Re: pgbench - allow to store select results into variables

From: Amit Langote <Langote_Amit_f8(at)lab(dot)ntt(dot)co(dot)jp>
To: Fabien COELHO <coelho(at)cri(dot)ensmp(dot)fr>
Cc: Tom Lane <tgl(at)sss(dot)pgh(dot)pa(dot)us>, Robert Haas <robertmhaas(at)gmail(dot)com>, Pavel Stehule <pavel(dot)stehule(at)gmail(dot)com>, PostgreSQL Developers <pgsql-hackers(at)postgresql(dot)org>
Subject: Re: pgbench - allow to store select results into variables
Date: 2016-09-12 07:33:39
Message-ID: de93db2a-539e-4044-bca8-47f2afa01ce1@lab.ntt.co.jp
Views: Raw Message | Whole Thread | Download mbox | Resend email
Thread:
Lists: pgsql-hackers

Hi Fabien,

On 2016/09/07 23:01, Fabien COELHO wrote:
>> Custom script looks like:
>>
>> \;
>> select a \into a
>> from tab where a = 1;
>> \set i debug(:a)
>>
>> I get the following error:
>>
>> undefined variable "a"
>> client 0 aborted in state 1; execution of meta-command failed
>
> Good catch!
>
> Indeed, there is a problem with empty commands which are simply ignored by
> libpq/postgres if there are other commands around, so my synchronization
> between results & commands was too naive.
>
> In order to fix this, I made the scanner also count empty commands and
> ignore comments. I guessed that proposing to change libpq/postgres
> behavior was not an option.

Seems to be fixed.

>> Comments on the patch follow:
>>
>> + <listitem>
>> + <para>
>> + Stores the first fields of the resulting row from the current or
>> preceding
>> + <command>SELECT</> command into these variables.
>>
>> Any command returning rows ought to work, no?
>
> Yes. I put "SQL command" instead.

Check.

>> - char *line; /* text of command line */
>> + char *line; /* first line for short display */
>> + char *lines; /* full multi-line text of command */
>>
>> When I looked at this and related hunks (and also the hunks related to
>> semicolons), it made me wonder whether this patch contains two logical
>> changes. Is this a just a refactoring for the \into implementation or
>> does this provide some new externally visible feature?
>
> There is essentially a refactoring that I did when updating how Command is
> managed because it has to be done in several stages to fit "into" into it
> and to take care of compounds.
>
> However there was small "new externally visible feature": on -r, instead
> of cutting abruptly a multiline command at the end of the first line it
> appended "..." as an ellipsis because it looked nicer.
> I've removed this small visible changed.

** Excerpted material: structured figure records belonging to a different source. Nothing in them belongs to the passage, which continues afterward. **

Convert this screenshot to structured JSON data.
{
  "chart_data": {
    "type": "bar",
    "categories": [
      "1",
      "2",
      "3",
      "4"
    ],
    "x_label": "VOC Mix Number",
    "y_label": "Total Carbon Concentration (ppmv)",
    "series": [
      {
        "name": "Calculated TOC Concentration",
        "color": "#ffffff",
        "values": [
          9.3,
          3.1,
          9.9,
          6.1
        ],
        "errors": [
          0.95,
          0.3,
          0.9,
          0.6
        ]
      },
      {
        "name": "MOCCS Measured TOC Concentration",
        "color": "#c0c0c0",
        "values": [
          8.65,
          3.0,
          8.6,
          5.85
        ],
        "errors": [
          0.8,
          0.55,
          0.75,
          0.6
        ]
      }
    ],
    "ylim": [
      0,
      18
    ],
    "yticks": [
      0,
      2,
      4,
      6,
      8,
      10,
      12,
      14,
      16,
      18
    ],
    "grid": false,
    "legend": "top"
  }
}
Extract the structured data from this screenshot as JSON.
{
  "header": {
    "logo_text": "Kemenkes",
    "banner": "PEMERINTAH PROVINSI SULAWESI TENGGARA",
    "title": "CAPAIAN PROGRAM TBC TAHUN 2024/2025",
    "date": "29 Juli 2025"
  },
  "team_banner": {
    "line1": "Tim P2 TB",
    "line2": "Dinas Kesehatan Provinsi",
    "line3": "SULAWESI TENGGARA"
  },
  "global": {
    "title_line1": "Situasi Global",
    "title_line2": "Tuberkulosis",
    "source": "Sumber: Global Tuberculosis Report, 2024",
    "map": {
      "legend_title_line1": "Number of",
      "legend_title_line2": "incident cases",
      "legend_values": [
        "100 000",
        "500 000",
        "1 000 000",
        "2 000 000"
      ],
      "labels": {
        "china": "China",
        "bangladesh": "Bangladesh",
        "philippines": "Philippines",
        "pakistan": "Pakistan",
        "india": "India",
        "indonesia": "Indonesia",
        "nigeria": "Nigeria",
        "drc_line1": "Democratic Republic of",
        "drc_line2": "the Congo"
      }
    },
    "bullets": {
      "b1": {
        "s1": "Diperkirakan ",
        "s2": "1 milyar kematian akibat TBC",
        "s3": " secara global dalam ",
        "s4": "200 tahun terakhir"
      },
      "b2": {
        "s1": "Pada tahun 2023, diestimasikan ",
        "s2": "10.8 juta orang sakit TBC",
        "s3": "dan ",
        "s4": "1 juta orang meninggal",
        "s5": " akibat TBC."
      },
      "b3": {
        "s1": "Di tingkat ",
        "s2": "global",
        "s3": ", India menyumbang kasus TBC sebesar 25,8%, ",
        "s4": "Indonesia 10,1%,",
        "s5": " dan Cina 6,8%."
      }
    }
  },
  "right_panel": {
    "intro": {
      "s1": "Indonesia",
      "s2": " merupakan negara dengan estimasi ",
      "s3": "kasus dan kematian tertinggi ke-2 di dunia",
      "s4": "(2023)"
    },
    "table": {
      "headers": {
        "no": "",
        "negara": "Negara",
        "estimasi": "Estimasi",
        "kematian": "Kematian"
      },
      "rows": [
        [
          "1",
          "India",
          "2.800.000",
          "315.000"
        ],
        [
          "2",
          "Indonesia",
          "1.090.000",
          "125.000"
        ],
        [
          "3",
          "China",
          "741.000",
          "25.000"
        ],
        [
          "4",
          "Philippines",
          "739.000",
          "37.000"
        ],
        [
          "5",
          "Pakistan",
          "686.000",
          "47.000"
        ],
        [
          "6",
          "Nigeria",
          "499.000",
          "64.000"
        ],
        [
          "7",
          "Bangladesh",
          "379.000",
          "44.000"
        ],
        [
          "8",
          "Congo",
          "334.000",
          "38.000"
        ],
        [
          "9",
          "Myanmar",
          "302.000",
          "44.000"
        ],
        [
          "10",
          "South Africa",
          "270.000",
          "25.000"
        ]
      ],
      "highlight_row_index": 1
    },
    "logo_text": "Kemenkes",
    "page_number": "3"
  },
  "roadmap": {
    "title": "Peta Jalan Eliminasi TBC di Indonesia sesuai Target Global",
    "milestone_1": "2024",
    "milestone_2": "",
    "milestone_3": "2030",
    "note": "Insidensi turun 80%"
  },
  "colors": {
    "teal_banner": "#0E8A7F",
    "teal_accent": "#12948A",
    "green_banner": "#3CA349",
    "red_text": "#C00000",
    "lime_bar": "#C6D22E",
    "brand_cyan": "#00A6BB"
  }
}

There still seems to be a change in behavior of the -r option due to the
patch. Consider the following example:

# no \into used in the script
$ cat /tmp/into.sql
select a from a where a = 1 \;
select a+1 from a where a = 1;
\set a 1
\set b 2
\set i debug(:a)
\set i debug(:b)

$ pgbench -r -n -t 1 -f /tmp/into.sql postgres
<snip>
- statement latencies in milliseconds:
2.889 select a from a where a = 1 ;
0.012 \set a 1
0.009 \set b 2
0.031 \set i debug(:a)
0.014 \set i debug(:b)

# behavior wrt compound statement changes when \into is used
$ cat /tmp/into.sql
select a from a where a = 1 \; \into a
select a+1 from a where a = 1; \into b
\set i debug(:a)
\set i debug(:b)

$ pgbench -r -n -t 1 -f /tmp/into.sql postgres
<snip>
- statement latencies in milliseconds:
2.093 select a from a where a = 1 ; select a+1 from a where a = 1;
0.034 \set i debug(:a)
0.015 \set i debug(:b)

One more thing I observed which I am not sure if it's a fault of this
patch is illustrated below:

$ cat /tmp/into.sql
\;
select a from a where a = 1 \;
select a+1 from a where a = 1;
\set a 1
\set b 2
\set i debug(:a)
\set i debug(:b)

$ pgbench -r -n -t 1 -f /tmp/into.sql postgres
<snip>
- statement latencies in milliseconds:
2.349 ;
0.013 \set a 1
0.009 \set b 2
0.029 \set i debug(:a)
0.015 \set i debug(:b)

Note that the compound select statement is nowhere to be seen in the
latencies output. The output remains the same even if I use the \into's.
What seems to be going on is that the empty statement on the first line
(\;) is the only part kept of the compound statement spanning lines 1-3.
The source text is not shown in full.